Data from Midland Realty reveals that since the final week of March, the number of property transactions per week in the city has dropped to fewer than 80, with one instance recording only 35 transactions. This decline comes after a 7% rise in home prices during the first quarter, as highlighted by Ken Yeung, a property analyst at Citi, in a research note published earlier this month.
Ken Yeung, a property analyst at Citi, stated that the decline in the housing market comes after a notable 7% growth in home prices during the first quarter. Yeung expressed surprise at the swift and temporary nature of this recent recovery, noting that residential transaction volumes in Hong Kong have been diminishing since March 23.
According to property agents at Centaline, the current low weekly transaction volume in the secondary market for two consecutive months suggests that home prices in Hong Kong are likely experiencing a downward trend once again.

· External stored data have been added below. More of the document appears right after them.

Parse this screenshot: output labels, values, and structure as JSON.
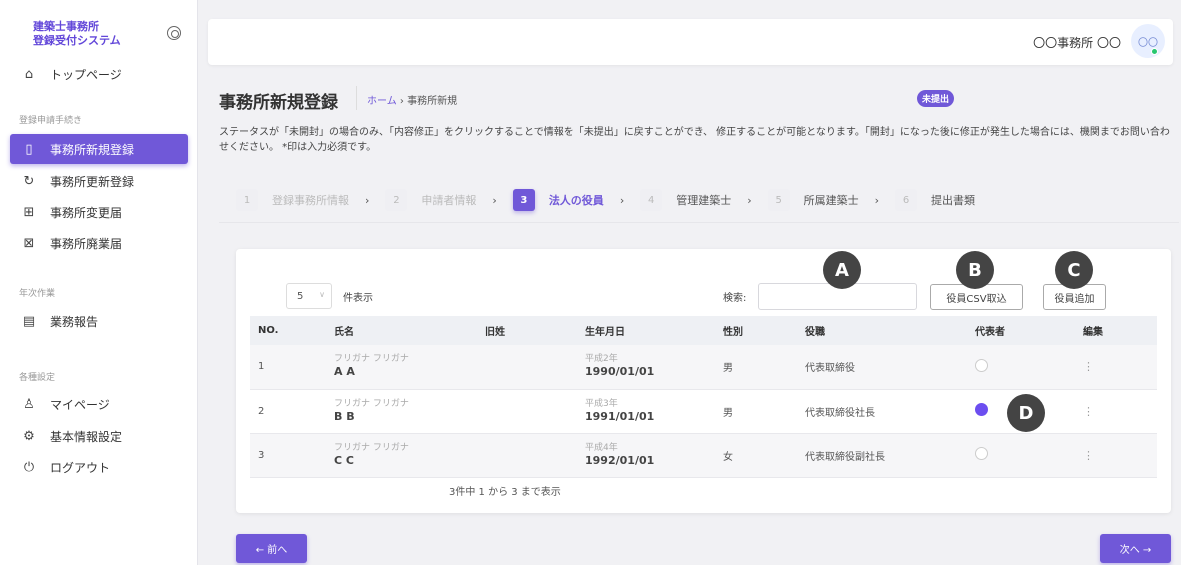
{
  "brand": {
    "line1": "建築士事務所",
    "line2": "登録受付システム"
  },
  "sidebar": {
    "top_item": {
      "label": "トップページ",
      "icon": "home-icon"
    },
    "section1": "登録申請手続き",
    "items": [
      {
        "label": "事務所新規登録",
        "icon": "document-icon"
      },
      {
        "label": "事務所更新登録",
        "icon": "refresh-icon"
      },
      {
        "label": "事務所変更届",
        "icon": "document-plus-icon"
      },
      {
        "label": "事務所廃業届",
        "icon": "document-x-icon"
      }
    ],
    "section2": "年次作業",
    "annual": {
      "label": "業務報告",
      "icon": "report-icon"
    },
    "section3": "各種設定",
    "settings": [
      {
        "label": "マイページ",
        "icon": "user-icon"
      },
      {
        "label": "基本情報設定",
        "icon": "gear-icon"
      },
      {
        "label": "ログアウト",
        "icon": "power-icon"
      }
    ]
  },
  "topbar": {
    "user": "〇〇事務所 〇〇",
    "avatar": "〇〇"
  },
  "header": {
    "title": "事務所新規登録",
    "breadcrumb_home": "ホーム",
    "breadcrumb_sep": "›",
    "breadcrumb_current": "事務所新規",
    "status": "未提出",
    "notice": "ステータスが「未開封」の場合のみ、「内容修正」をクリックすることで情報を「未提出」に戻すことができ、 修正することが可能となります。「開封」になった後に修正が発生した場合には、機関までお問い合わせください。 *印は入力必須です。"
  },
  "steps": [
    {
      "num": "1",
      "label": "登録事務所情報"
    },
    {
      "num": "2",
      "label": "申請者情報"
    },
    {
      "num": "3",
      "label": "法人の役員"
    },
    {
      "num": "4",
      "label": "管理建築士"
    },
    {
      "num": "5",
      "label": "所属建築士"
    },
    {
      "num": "6",
      "label": "提出書類"
    }
  ],
  "step_arrow": "›",
  "table_controls": {
    "page_length": "5",
    "length_suffix": "件表示",
    "search_label": "検索:",
    "search_value": "",
    "csv_button": "役員CSV取込",
    "add_button": "役員追加"
  },
  "columns": [
    "NO.",
    "氏名",
    "旧姓",
    "生年月日",
    "性別",
    "役職",
    "代表者",
    "編集"
  ],
  "rows": [
    {
      "no": "1",
      "kana": "フリガナ フリガナ",
      "name": "A A",
      "old_name": "",
      "era": "平成2年",
      "dob": "1990/01/01",
      "gender": "男",
      "role": "代表取締役",
      "representative": false
    },
    {
      "no": "2",
      "kana": "フリガナ フリガナ",
      "name": "B B",
      "old_name": "",
      "era": "平成3年",
      "dob": "1991/01/01",
      "gender": "男",
      "role": "代表取締役社長",
      "representative": true
    },
    {
      "no": "3",
      "kana": "フリガナ フリガナ",
      "name": "C C",
      "old_name": "",
      "era": "平成4年",
      "dob": "1992/01/01",
      "gender": "女",
      "role": "代表取締役副社長",
      "representative": false
    }
  ],
  "table_info": "3件中 1 から 3 まで表示",
  "callouts": {
    "a": "A",
    "b": "B",
    "c": "C",
    "d": "D"
  },
  "pager": {
    "prev": "← 前へ",
    "next": "次へ →"
  },
  "colors": {
    "accent": "#7058d8",
    "callout": "#444444",
    "online": "#28c76f"
  }
}
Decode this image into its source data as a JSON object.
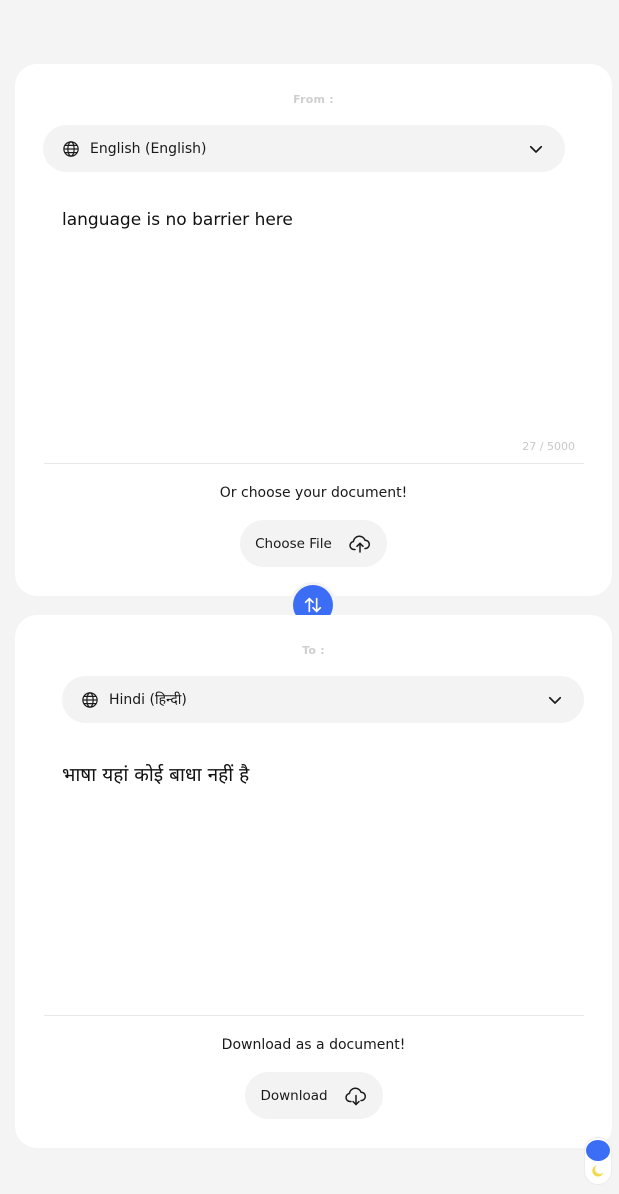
{
  "from": {
    "label": "From :",
    "language": "English (English)",
    "text": "language is no barrier here",
    "char_count": "27 / 5000",
    "helper": "Or choose your document!",
    "button_label": "Choose File",
    "globe_icon": "globe-icon",
    "chevron_icon": "chevron-down-icon",
    "button_icon": "cloud-upload-icon"
  },
  "to": {
    "label": "To :",
    "language": "Hindi (हिन्दी)",
    "text": "भाषा यहां कोई बाधा नहीं है",
    "helper": "Download as a document!",
    "button_label": "Download",
    "globe_icon": "globe-icon",
    "chevron_icon": "chevron-down-icon",
    "button_icon": "cloud-download-icon"
  },
  "swap": {
    "icon": "swap-vertical-icon"
  },
  "theme_toggle": {
    "icon": "moon-icon"
  },
  "colors": {
    "accent": "#3b6ef5",
    "background": "#f4f4f4",
    "card": "#ffffff",
    "pill": "#f3f3f3",
    "muted_text": "#cfcfcf",
    "moon": "#f2d94e"
  }
}
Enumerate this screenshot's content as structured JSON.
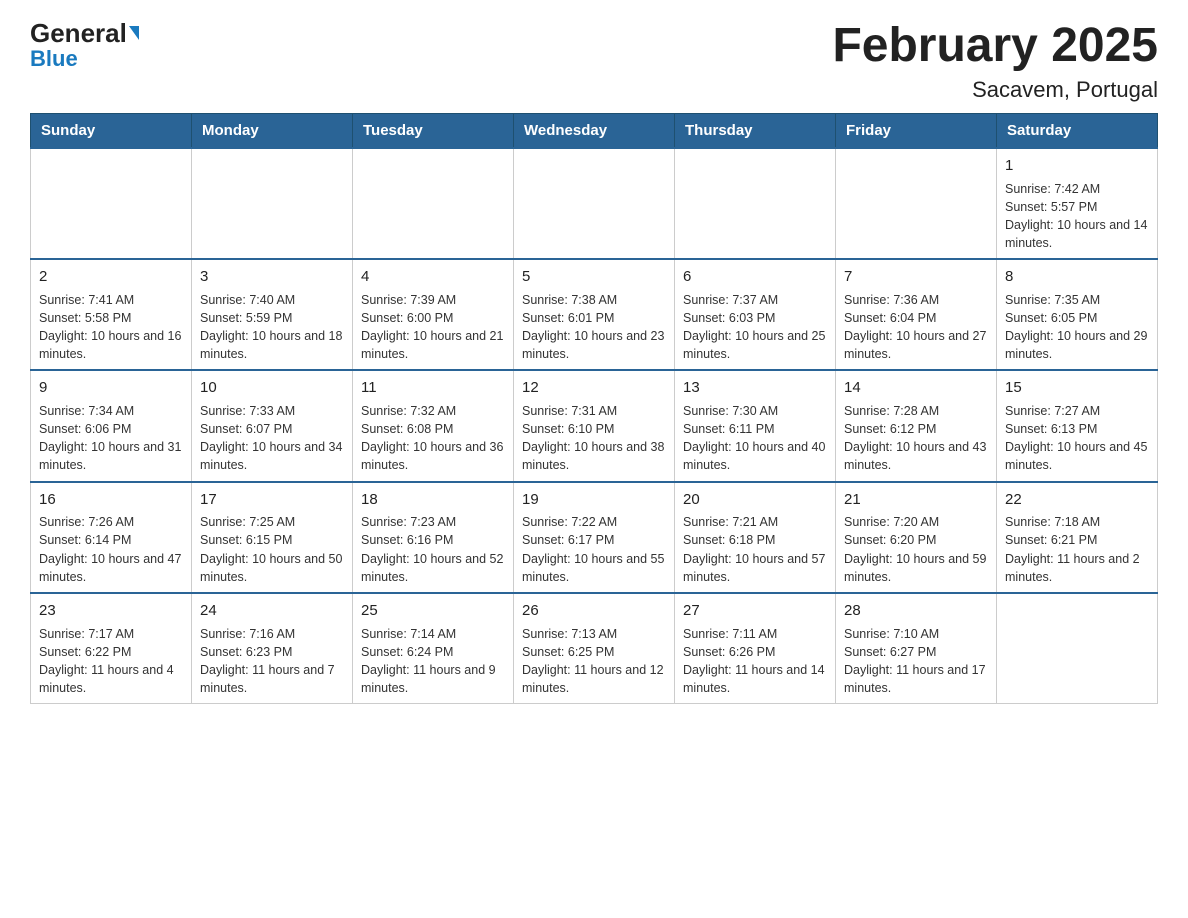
{
  "logo": {
    "general": "General",
    "triangle": "",
    "blue": "Blue"
  },
  "title": {
    "month": "February 2025",
    "location": "Sacavem, Portugal"
  },
  "weekdays": [
    "Sunday",
    "Monday",
    "Tuesday",
    "Wednesday",
    "Thursday",
    "Friday",
    "Saturday"
  ],
  "weeks": [
    [
      {
        "day": "",
        "info": ""
      },
      {
        "day": "",
        "info": ""
      },
      {
        "day": "",
        "info": ""
      },
      {
        "day": "",
        "info": ""
      },
      {
        "day": "",
        "info": ""
      },
      {
        "day": "",
        "info": ""
      },
      {
        "day": "1",
        "info": "Sunrise: 7:42 AM\nSunset: 5:57 PM\nDaylight: 10 hours and 14 minutes."
      }
    ],
    [
      {
        "day": "2",
        "info": "Sunrise: 7:41 AM\nSunset: 5:58 PM\nDaylight: 10 hours and 16 minutes."
      },
      {
        "day": "3",
        "info": "Sunrise: 7:40 AM\nSunset: 5:59 PM\nDaylight: 10 hours and 18 minutes."
      },
      {
        "day": "4",
        "info": "Sunrise: 7:39 AM\nSunset: 6:00 PM\nDaylight: 10 hours and 21 minutes."
      },
      {
        "day": "5",
        "info": "Sunrise: 7:38 AM\nSunset: 6:01 PM\nDaylight: 10 hours and 23 minutes."
      },
      {
        "day": "6",
        "info": "Sunrise: 7:37 AM\nSunset: 6:03 PM\nDaylight: 10 hours and 25 minutes."
      },
      {
        "day": "7",
        "info": "Sunrise: 7:36 AM\nSunset: 6:04 PM\nDaylight: 10 hours and 27 minutes."
      },
      {
        "day": "8",
        "info": "Sunrise: 7:35 AM\nSunset: 6:05 PM\nDaylight: 10 hours and 29 minutes."
      }
    ],
    [
      {
        "day": "9",
        "info": "Sunrise: 7:34 AM\nSunset: 6:06 PM\nDaylight: 10 hours and 31 minutes."
      },
      {
        "day": "10",
        "info": "Sunrise: 7:33 AM\nSunset: 6:07 PM\nDaylight: 10 hours and 34 minutes."
      },
      {
        "day": "11",
        "info": "Sunrise: 7:32 AM\nSunset: 6:08 PM\nDaylight: 10 hours and 36 minutes."
      },
      {
        "day": "12",
        "info": "Sunrise: 7:31 AM\nSunset: 6:10 PM\nDaylight: 10 hours and 38 minutes."
      },
      {
        "day": "13",
        "info": "Sunrise: 7:30 AM\nSunset: 6:11 PM\nDaylight: 10 hours and 40 minutes."
      },
      {
        "day": "14",
        "info": "Sunrise: 7:28 AM\nSunset: 6:12 PM\nDaylight: 10 hours and 43 minutes."
      },
      {
        "day": "15",
        "info": "Sunrise: 7:27 AM\nSunset: 6:13 PM\nDaylight: 10 hours and 45 minutes."
      }
    ],
    [
      {
        "day": "16",
        "info": "Sunrise: 7:26 AM\nSunset: 6:14 PM\nDaylight: 10 hours and 47 minutes."
      },
      {
        "day": "17",
        "info": "Sunrise: 7:25 AM\nSunset: 6:15 PM\nDaylight: 10 hours and 50 minutes."
      },
      {
        "day": "18",
        "info": "Sunrise: 7:23 AM\nSunset: 6:16 PM\nDaylight: 10 hours and 52 minutes."
      },
      {
        "day": "19",
        "info": "Sunrise: 7:22 AM\nSunset: 6:17 PM\nDaylight: 10 hours and 55 minutes."
      },
      {
        "day": "20",
        "info": "Sunrise: 7:21 AM\nSunset: 6:18 PM\nDaylight: 10 hours and 57 minutes."
      },
      {
        "day": "21",
        "info": "Sunrise: 7:20 AM\nSunset: 6:20 PM\nDaylight: 10 hours and 59 minutes."
      },
      {
        "day": "22",
        "info": "Sunrise: 7:18 AM\nSunset: 6:21 PM\nDaylight: 11 hours and 2 minutes."
      }
    ],
    [
      {
        "day": "23",
        "info": "Sunrise: 7:17 AM\nSunset: 6:22 PM\nDaylight: 11 hours and 4 minutes."
      },
      {
        "day": "24",
        "info": "Sunrise: 7:16 AM\nSunset: 6:23 PM\nDaylight: 11 hours and 7 minutes."
      },
      {
        "day": "25",
        "info": "Sunrise: 7:14 AM\nSunset: 6:24 PM\nDaylight: 11 hours and 9 minutes."
      },
      {
        "day": "26",
        "info": "Sunrise: 7:13 AM\nSunset: 6:25 PM\nDaylight: 11 hours and 12 minutes."
      },
      {
        "day": "27",
        "info": "Sunrise: 7:11 AM\nSunset: 6:26 PM\nDaylight: 11 hours and 14 minutes."
      },
      {
        "day": "28",
        "info": "Sunrise: 7:10 AM\nSunset: 6:27 PM\nDaylight: 11 hours and 17 minutes."
      },
      {
        "day": "",
        "info": ""
      }
    ]
  ]
}
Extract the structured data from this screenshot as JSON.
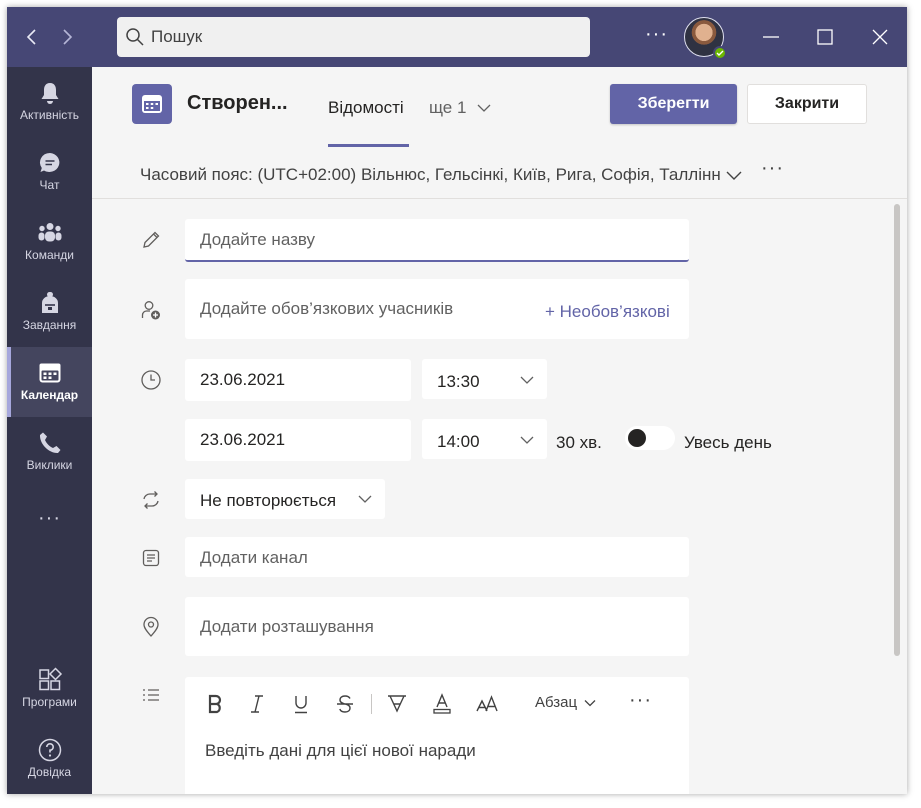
{
  "titlebar": {
    "search_placeholder": "Пошук",
    "more_label": "···"
  },
  "rail": {
    "items": [
      {
        "label": "Активність",
        "icon": "bell-icon"
      },
      {
        "label": "Чат",
        "icon": "chat-icon"
      },
      {
        "label": "Команди",
        "icon": "teams-icon"
      },
      {
        "label": "Завдання",
        "icon": "assignments-icon"
      },
      {
        "label": "Календар",
        "icon": "calendar-icon"
      },
      {
        "label": "Виклики",
        "icon": "phone-icon"
      }
    ],
    "more_label": "···",
    "apps_label": "Програми",
    "help_label": "Довідка"
  },
  "header": {
    "title": "Створен...",
    "tab_details": "Відомості",
    "tab_more": "ще 1",
    "save_label": "Зберегти",
    "close_label": "Закрити"
  },
  "timezone": {
    "text": "Часовий пояс: (UTC+02:00) Вільнюс, Гельсінкі, Київ, Рига, Софія, Таллінн",
    "more_label": "···"
  },
  "form": {
    "title_placeholder": "Додайте назву",
    "attendees_placeholder": "Додайте обов’язкових учасників",
    "optional_label": "+ Необов’язкові",
    "start_date": "23.06.2021",
    "start_time": "13:30",
    "end_date": "23.06.2021",
    "end_time": "14:00",
    "duration": "30 хв.",
    "all_day_label": "Увесь день",
    "all_day_on": false,
    "repeat_value": "Не повторюється",
    "channel_placeholder": "Додати канал",
    "location_placeholder": "Додати розташування",
    "editor_placeholder": "Введіть дані для цієї нової наради",
    "paragraph_label": "Абзац",
    "editor_more": "···"
  },
  "colors": {
    "brand": "#6264a7",
    "titlebar": "#464775",
    "rail": "#33344a",
    "presence": "#6bb700"
  }
}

This is further supported by recent occurrences where some property owners have sold their flats at a loss.
Data from the Inland Revenue Department indicates that in April, the proportion of home sales in Hong Kong involving non-local buyers stood at a mere 1.5%. This figure has remained below 2% both before and after China’s reopening, which is significantly lower than the average of 5.2% observed between 2018 and the first half of 2019.
Moreover, local investors are also exhibiting reduced interest in purchasing second homes. In April, their share of transactions amounted to just 2.7%, compared to the 6.1% recorded between 2018 and the first half of 2019
Based on historical trends, when the weekly volume of secondary market transactions drops below 80 deals, there has been a historical inability for home prices to quickly recover. Given the data observed since late March, it is believed that the market is currently entering a correction period.
The anticipated duration of this correction is expected to extend until the conclusion of 2023, as stated by the analyst. However, they also suggested that there might be a potential rebound in home prices in the first half of 2024 when the United States begins to reduce interest rates and a peak season commences around the Lunar New Year period.
Earlier this month, JLL, a real estate consultancy, made a forecast indicating that the upward momentum of home prices in Hong Kong would diminish in the near future. According to Norry Lee, the senior director of JLL’s projects strategy and consultancy department, the rising interest rates are impacting the purchasing interests of both local and mainland buyers.
However, Cathie Chung, JLL’s senior director of research, pointed out that Hong Kong’s investment-immigration scheme and tax incentives, combined with Singapore’s substantial increase in stamp duty for additional buyers, are expected to provide support to housing demand in the coming period.